Martin was his name, and we ended up chatting a bit about the area and we shared some of our adventures, he mentioned something about Utah State for college. My heart sped up again, as I asked an odd question, he answered…
“Well yeah… I knew your dad…. I had Professor Powers for Psyc 101. He was awesome! That must have been in ’86 or ’87.”
Those were the last years my Dad taught in Logan, before moving to Oregon. Goosebumps spread over my skull. Here, in an extremely populated international tourist land with millions of people passing through each day, here on the edge of this cliff, here on my adventure honoring my father, this was the man to pick up my hat?

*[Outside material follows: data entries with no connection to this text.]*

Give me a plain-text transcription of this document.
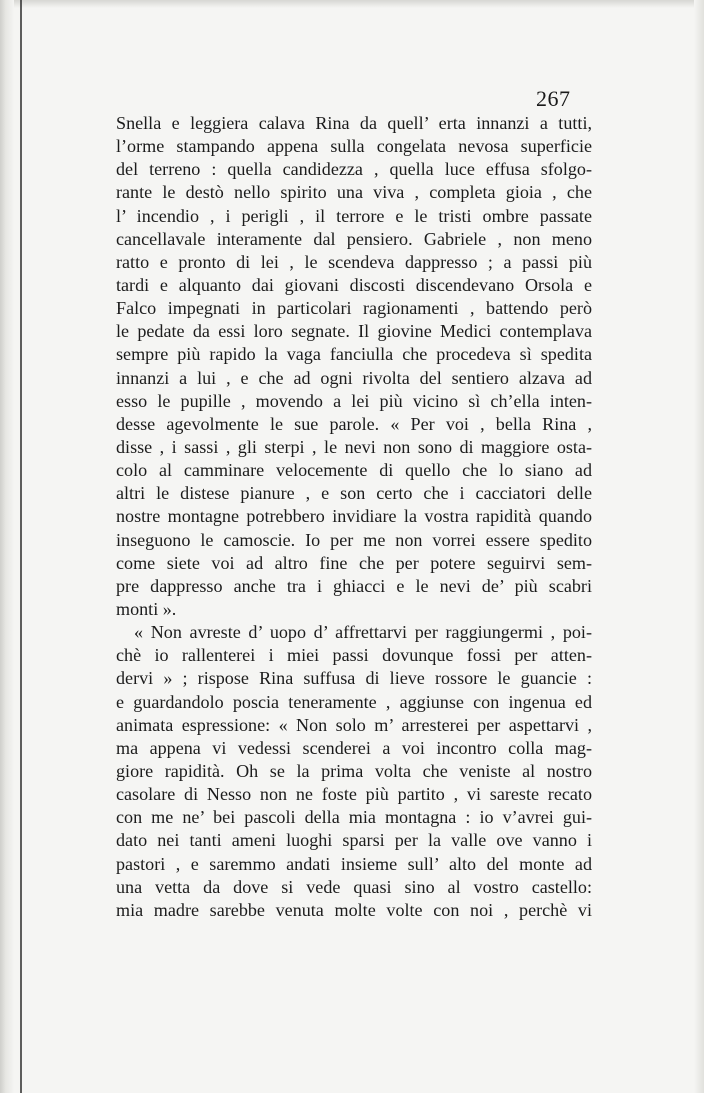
267
Snella e leggiera calava Rina da quell’ erta innanzi a tutti,
l’orme stampando appena sulla congelata nevosa superficie
del terreno : quella candidezza , quella luce effusa sfolgo-
rante le destò nello spirito una viva , completa gioia , che
l’ incendio , i perigli , il terrore e le tristi ombre passate
cancellavale interamente dal pensiero. Gabriele , non meno
ratto e pronto di lei , le scendeva dappresso ; a passi più
tardi e alquanto dai giovani discosti discendevano Orsola e
Falco impegnati in particolari ragionamenti , battendo però
le pedate da essi loro segnate. Il giovine Medici contemplava
sempre più rapido la vaga fanciulla che procedeva sì spedita
innanzi a lui , e che ad ogni rivolta del sentiero alzava ad
esso le pupille , movendo a lei più vicino sì ch’ella inten-
desse agevolmente le sue parole. « Per voi , bella Rina ,
disse , i sassi , gli sterpi , le nevi non sono di maggiore osta-
colo al camminare velocemente di quello che lo siano ad
altri le distese pianure , e son certo che i cacciatori delle
nostre montagne potrebbero invidiare la vostra rapidità quando
inseguono le camoscie. Io per me non vorrei essere spedito
come siete voi ad altro fine che per potere seguirvi sem-
pre dappresso anche tra i ghiacci e le nevi de’ più scabri
monti ».
« Non avreste d’ uopo d’ affrettarvi per raggiungermi , poi-
chè io rallenterei i miei passi dovunque fossi per atten-
dervi » ; rispose Rina suffusa di lieve rossore le guancie :
e guardandolo poscia teneramente , aggiunse con ingenua ed
animata espressione: « Non solo m’ arresterei per aspettarvi ,
ma appena vi vedessi scenderei a voi incontro colla mag-
giore rapidità. Oh se la prima volta che veniste al nostro
casolare di Nesso non ne foste più partito , vi sareste recato
con me ne’ bei pascoli della mia montagna : io v’avrei gui-
dato nei tanti ameni luoghi sparsi per la valle ove vanno i
pastori , e saremmo andati insieme sull’ alto del monte ad
una vetta da dove si vede quasi sino al vostro castello:
mia madre sarebbe venuta molte volte con noi , perchè vi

I felt the magic of our small world as I remembered the ‘High Priestess’ card I pulled over coffee. Every pore in my body tingled with electricity as he shared how my father inspired him with his teaching, and how he remembered my dad's laugh.
With my eyes dilated by kundalini, I said goodbye to Martin. From my medicine bag, I offered tobacco and sage in gratitude to Great Spirit to be able to see the glow that called me to that spot for qigong practice. I set my crystal in the sand to record the moment.
“Hey, Dad — Did you see that connection? Whoa!”
I offered prayers of thanks for Magic and Synchronicity and felt the expansive, tingling trust of the bigger picture. I was left with the feeling — that even alone on the edge of a cliff, I wasn’t alone. I felt tiny in the grandness of it all. Closing my eyes, I saw my dad’s big smile and twinkling eyes.